Over two consecutive seasons, daily rates of change in the water content of the top 120 cm of soil were calculated for sample sites located at 50 cm from the butts of 12 Colombard vines on Ramsey rootstock which were part of a controlled deficit irrigation experiment. Records were selected where the rate represented a change due solely to depletion of soil water by grapevine evapotranspiration (ΔSET). Soil water availability was quantified as a logarithmic transformation of the absolute value of the root-weighted measure of soil matric potential. ΔSET was negatively correlated with soil water availability and positively correlated with reference crop evapotranspiration (ETo). At very high values of soil water availability, i.e. soil matric potential between -8 and -16 kPa, and after the canopy was fully developed, ΔSET had a 1:1 relationship with ETo.

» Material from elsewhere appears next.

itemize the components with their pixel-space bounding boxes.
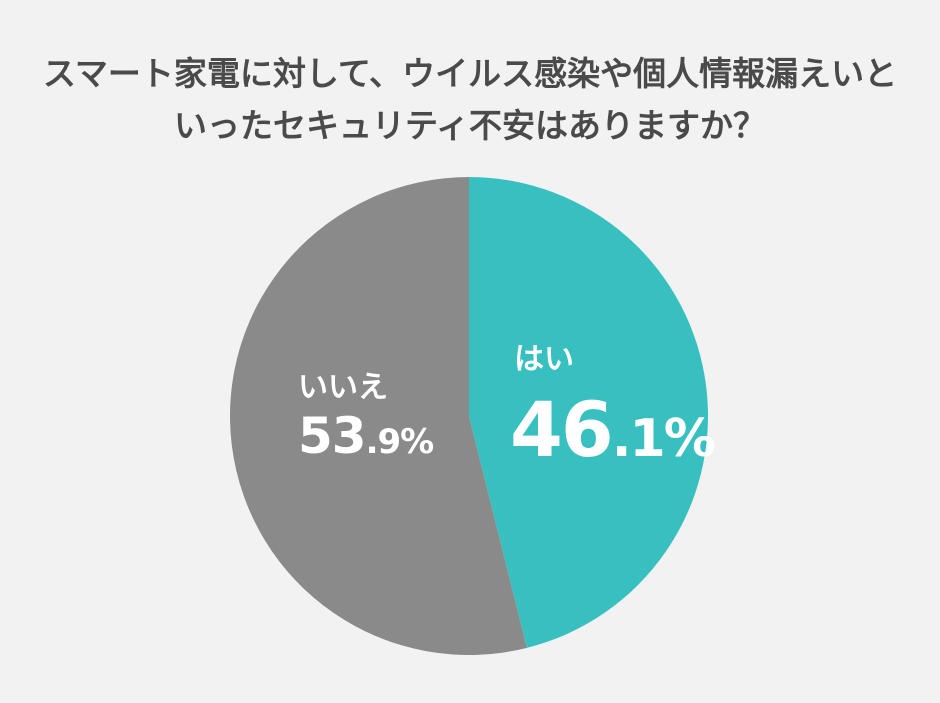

When root-weighted soil matric potential was greater than -16 kPa, the mean values of the ratio of soil water depletion rate to reference crop evapotranspiration (ΔSET/ETo), varied from 0.1 to 1.2 for 30-day periods between bud burst and leaf fall. Considering the full set of measurements, ΔSET/ETo was highly negatively correlated with soil water availability for all 30-day periods except those less than 60 days from bud burst. In the period 150 to 179 days after bud burst, 70% of the variance in ΔSET/ETo was accounted for by regression on soil water availability for values of root-weighted soil matric potential between -8 and -100 kPa. During this period a fall in root-weighted soil matric potential from -10 to -42 kPa was associated with a decline in the value of ΔSET/ETo from 1.3 to 0.6. At both high and low values of ETo, the ratio of ΔSET/ETo fell linearly with declining soil water availability. The changes in values of midafternoon stem water potential and stomatal conductance associated with this decline in ΔSET/ETo are discussed.